This morning, I woke up to a Facebook post made by Artsakh Ombudsman (Human Rights Defender) Ruben Melikyan, congratulating me and other fellow journalists on the occasion of World Press Freedom Day—a UN-designated day meant to raise awareness of the importance of freedom of the press and remind governments of their responsibility to respect and defend the right to freedom of expression outlined in the Universal Declaration of Human Rights.
“Freedom of expression and press freedom are the two fundamental pillars, which set healthy societies apart from unhealthy ones,” a part of the congratulatory post read, roughly translated.
The Ombudsman’s message came on the same day Amnesty International condemned Turkey’s ongoing crackdown on freedom of expression, and its continued campaign of sweeping arrests and detainment of more than 120 journalists throughout the country.

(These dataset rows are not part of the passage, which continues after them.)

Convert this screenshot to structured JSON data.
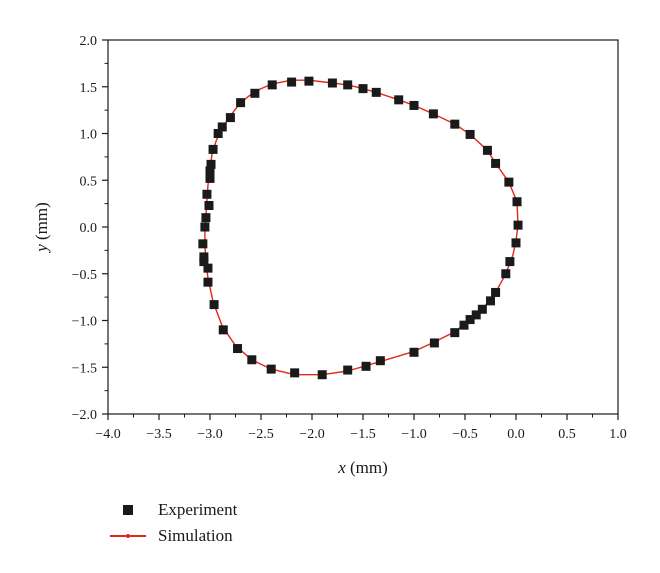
{
  "chart_data": {
    "type": "scatter",
    "xlabel": {
      "var": "x",
      "unit": " (mm)"
    },
    "ylabel": {
      "var": "y",
      "unit": " (mm)"
    },
    "xlim": [
      -4.0,
      1.0
    ],
    "ylim": [
      -2.0,
      2.0
    ],
    "x_ticks": [
      -4.0,
      -3.5,
      -3.0,
      -2.5,
      -2.0,
      -1.5,
      -1.0,
      -0.5,
      0.0,
      0.5,
      1.0
    ],
    "y_ticks": [
      -2.0,
      -1.5,
      -1.0,
      -0.5,
      0.0,
      0.5,
      1.0,
      1.5,
      2.0
    ],
    "x_tick_labels": [
      "−4.0",
      "−3.5",
      "−3.0",
      "−2.5",
      "−2.0",
      "−1.5",
      "−1.0",
      "−0.5",
      "0.0",
      "0.5",
      "1.0"
    ],
    "y_tick_labels": [
      "−2.0",
      "−1.5",
      "−1.0",
      "−0.5",
      "0.0",
      "0.5",
      "1.0",
      "1.5",
      "2.0"
    ],
    "grid": false,
    "legend_position": "below",
    "series": [
      {
        "name": "Experiment",
        "marker": "square",
        "color": "#1a1a1a",
        "points": [
          [
            0.02,
            0.02
          ],
          [
            0.01,
            0.27
          ],
          [
            -0.07,
            0.48
          ],
          [
            -0.2,
            0.68
          ],
          [
            -0.28,
            0.82
          ],
          [
            -0.45,
            0.99
          ],
          [
            -0.6,
            1.1
          ],
          [
            -0.81,
            1.21
          ],
          [
            -1.0,
            1.3
          ],
          [
            -1.15,
            1.36
          ],
          [
            -1.37,
            1.44
          ],
          [
            -1.5,
            1.48
          ],
          [
            -1.65,
            1.52
          ],
          [
            -1.8,
            1.54
          ],
          [
            -2.03,
            1.56
          ],
          [
            -2.2,
            1.55
          ],
          [
            -2.39,
            1.52
          ],
          [
            -2.56,
            1.43
          ],
          [
            -2.7,
            1.33
          ],
          [
            -2.8,
            1.17
          ],
          [
            -2.88,
            1.07
          ],
          [
            -2.92,
            1.0
          ],
          [
            -2.97,
            0.83
          ],
          [
            -2.99,
            0.67
          ],
          [
            -3.0,
            0.6
          ],
          [
            -3.0,
            0.52
          ],
          [
            -3.03,
            0.35
          ],
          [
            -3.01,
            0.23
          ],
          [
            -3.04,
            0.1
          ],
          [
            -3.05,
            0.0
          ],
          [
            -3.07,
            -0.18
          ],
          [
            -3.06,
            -0.32
          ],
          [
            -3.06,
            -0.37
          ],
          [
            -3.02,
            -0.44
          ],
          [
            -3.02,
            -0.59
          ],
          [
            -2.96,
            -0.83
          ],
          [
            -2.87,
            -1.1
          ],
          [
            -2.73,
            -1.3
          ],
          [
            -2.59,
            -1.42
          ],
          [
            -2.4,
            -1.52
          ],
          [
            -2.17,
            -1.56
          ],
          [
            -1.9,
            -1.58
          ],
          [
            -1.65,
            -1.53
          ],
          [
            -1.47,
            -1.49
          ],
          [
            -1.33,
            -1.43
          ],
          [
            -1.0,
            -1.34
          ],
          [
            -0.8,
            -1.24
          ],
          [
            -0.6,
            -1.13
          ],
          [
            -0.51,
            -1.05
          ],
          [
            -0.45,
            -0.99
          ],
          [
            -0.39,
            -0.94
          ],
          [
            -0.33,
            -0.88
          ],
          [
            -0.25,
            -0.79
          ],
          [
            -0.2,
            -0.7
          ],
          [
            -0.1,
            -0.5
          ],
          [
            -0.06,
            -0.37
          ],
          [
            0.0,
            -0.17
          ]
        ]
      },
      {
        "name": "Simulation",
        "marker": "line",
        "color": "#e2281b",
        "points": [
          [
            0.02,
            0.02
          ],
          [
            0.01,
            0.27
          ],
          [
            -0.07,
            0.48
          ],
          [
            -0.2,
            0.68
          ],
          [
            -0.28,
            0.82
          ],
          [
            -0.45,
            0.99
          ],
          [
            -0.6,
            1.1
          ],
          [
            -0.81,
            1.21
          ],
          [
            -1.0,
            1.3
          ],
          [
            -1.15,
            1.36
          ],
          [
            -1.37,
            1.44
          ],
          [
            -1.5,
            1.48
          ],
          [
            -1.65,
            1.52
          ],
          [
            -1.8,
            1.54
          ],
          [
            -2.03,
            1.57
          ],
          [
            -2.2,
            1.57
          ],
          [
            -2.39,
            1.53
          ],
          [
            -2.56,
            1.45
          ],
          [
            -2.7,
            1.33
          ],
          [
            -2.8,
            1.19
          ],
          [
            -2.88,
            1.06
          ],
          [
            -2.94,
            0.92
          ],
          [
            -2.98,
            0.78
          ],
          [
            -3.0,
            0.62
          ],
          [
            -3.02,
            0.45
          ],
          [
            -3.03,
            0.28
          ],
          [
            -3.04,
            0.1
          ],
          [
            -3.05,
            -0.05
          ],
          [
            -3.05,
            -0.2
          ],
          [
            -3.04,
            -0.37
          ],
          [
            -3.02,
            -0.55
          ],
          [
            -2.97,
            -0.8
          ],
          [
            -2.88,
            -1.06
          ],
          [
            -2.75,
            -1.27
          ],
          [
            -2.59,
            -1.42
          ],
          [
            -2.4,
            -1.52
          ],
          [
            -2.17,
            -1.58
          ],
          [
            -1.9,
            -1.58
          ],
          [
            -1.65,
            -1.54
          ],
          [
            -1.33,
            -1.44
          ],
          [
            -1.0,
            -1.33
          ],
          [
            -0.8,
            -1.23
          ],
          [
            -0.6,
            -1.12
          ],
          [
            -0.45,
            -0.99
          ],
          [
            -0.33,
            -0.88
          ],
          [
            -0.2,
            -0.7
          ],
          [
            -0.1,
            -0.5
          ],
          [
            -0.03,
            -0.3
          ],
          [
            0.0,
            -0.15
          ],
          [
            0.02,
            0.02
          ]
        ]
      }
    ]
  }
}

“Since the failed coup attempt in July 2016, at least 156 media outlets have been shut down and an estimated 2,500 journalists and other media workers have lost their jobs. Journalists have been arrested and charged with terrorism offences as a result of posts they have shared on Twitter, cartoons they have drawn, or opinions they expressed. This is taking place within the context of a wider crackdown against perceived government critics which has seen 47,000 people remanded in prison and more than 100,000 public sector employees summarily dismissed,” read a part of the statement released by the human rights organization.

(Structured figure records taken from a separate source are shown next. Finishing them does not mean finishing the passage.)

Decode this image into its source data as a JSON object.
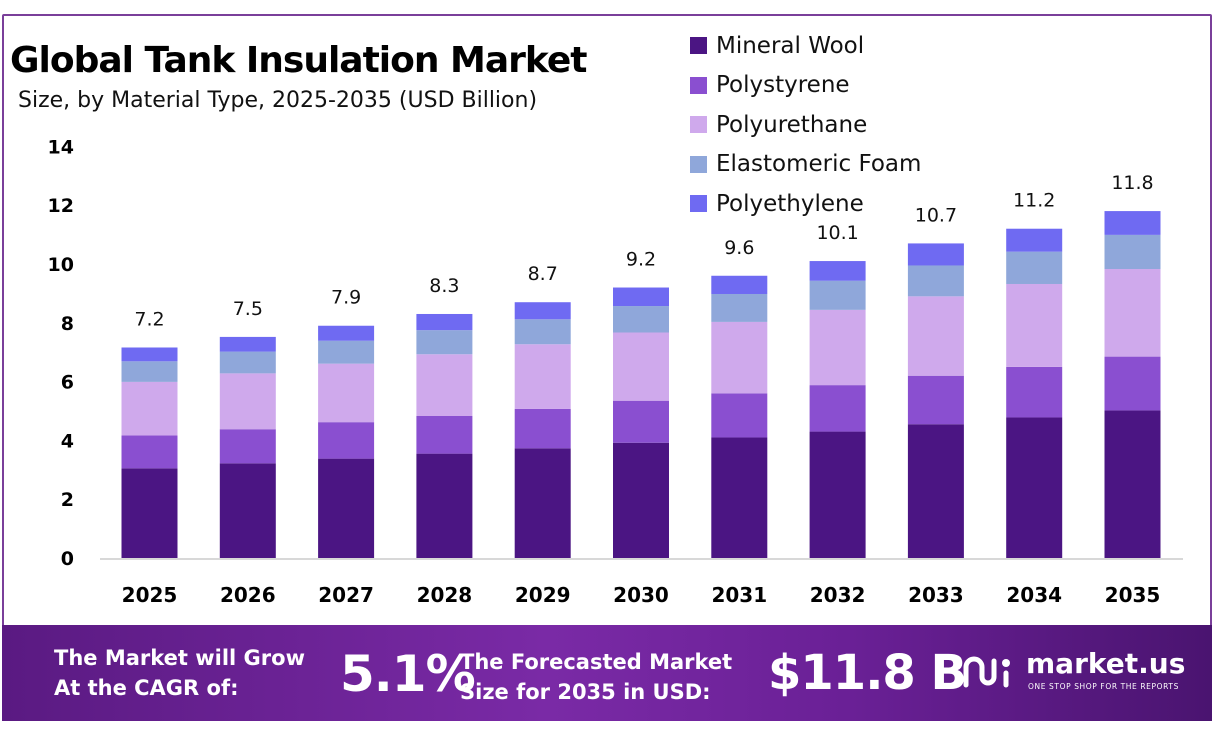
{
  "chart_data": {
    "type": "bar",
    "stacked": true,
    "title": "Global Tank Insulation Market",
    "subtitle": "Size, by Material Type, 2025-2035 (USD Billion)",
    "xlabel": "",
    "ylabel": "",
    "ylim": [
      0,
      14
    ],
    "yticks": [
      0,
      2,
      4,
      6,
      8,
      10,
      12,
      14
    ],
    "grid": false,
    "legend_position": "top-right",
    "categories": [
      "2025",
      "2026",
      "2027",
      "2028",
      "2029",
      "2030",
      "2031",
      "2032",
      "2033",
      "2034",
      "2035"
    ],
    "totals": [
      "7.2",
      "7.5",
      "7.9",
      "8.3",
      "8.7",
      "9.2",
      "9.6",
      "10.1",
      "10.7",
      "11.2",
      "11.8"
    ],
    "series": [
      {
        "name": "Mineral Wool",
        "color": "#4b1583",
        "values": [
          3.05,
          3.22,
          3.38,
          3.55,
          3.73,
          3.92,
          4.1,
          4.3,
          4.55,
          4.78,
          5.02
        ]
      },
      {
        "name": "Polystyrene",
        "color": "#8a4fd0",
        "values": [
          1.12,
          1.16,
          1.24,
          1.28,
          1.34,
          1.43,
          1.5,
          1.58,
          1.65,
          1.72,
          1.83
        ]
      },
      {
        "name": "Polyurethane",
        "color": "#cfa9ec",
        "values": [
          1.82,
          1.9,
          1.99,
          2.1,
          2.2,
          2.32,
          2.43,
          2.56,
          2.7,
          2.82,
          2.98
        ]
      },
      {
        "name": "Elastomeric Foam",
        "color": "#8fa7da",
        "values": [
          0.7,
          0.74,
          0.78,
          0.82,
          0.85,
          0.9,
          0.95,
          0.99,
          1.05,
          1.1,
          1.16
        ]
      },
      {
        "name": "Polyethylene",
        "color": "#6f6af2",
        "values": [
          0.47,
          0.5,
          0.51,
          0.55,
          0.58,
          0.63,
          0.62,
          0.67,
          0.75,
          0.78,
          0.81
        ]
      }
    ]
  },
  "banner": {
    "cagr_text": "The Market will Grow\nAt the CAGR of:",
    "cagr_value": "5.1%",
    "forecast_text": "The Forecasted Market\nSize for 2035 in USD:",
    "forecast_value": "$11.8 B",
    "brand_name": "market.us",
    "brand_tagline": "ONE STOP SHOP FOR THE REPORTS",
    "logo_icon": "market-us-logo-icon"
  }
}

Just four days ago, on April 29, access to the free online encyclopedia Wikipedia was blocked by the country. Turkey’s Ministry of Transport, Maritime Affairs and Communications, announced that the site was blocked for becoming an information source “acting with groups conducting a smear campaign against Turkey in the international arena.”
This was just the latest example of Turkey’s unrelenting suppression on free expression and free speech.
In nearby Azerbaijan—whose government continues to fire on Armenian soldiers and civilians in the country from which the Ombudsman congratulated us—the tradition of media mistreatment is just as grim. Baku’s dangerous sensitivity to any and all criticism not only continues to persist, but seems to get progressively worse year after year (think Alexander Lapshin).
According to the latest World Press Freedom Index published by Reporters Without Borders, Azerbaijan is ranked 162nd, while Turkey is ranked 155th out of 180 nations. Armenia—though far from perfect—sits at 79 on the index, which ranks the level of freedom available to journalists in each country.
Under the tag-team dictatorship of President Ilham Aliyev and his Vice President wife Mehriban Aliyeva—who continue to extend their power and increase their vast personal wealth—freedoms of expression, assembly, and association have not only deteriorated, they have practically become extinct within the country.
Instead of making threats that it will one day “reclaim” Artsakh, the Aliyev regime should perhaps take a few lessons on good governance from the small, unrecognized, but highly democratic state, which fosters and upholds the very same freedoms Azerbaijan and Turkey so vehemently deny its own citizens.
Amnesty International’s motto is “It is better to light a candle than to curse the darkness.” On this World Press Freedom Day, it is clear that Artsakh continues to be a beacon of light in an otherwise dark region.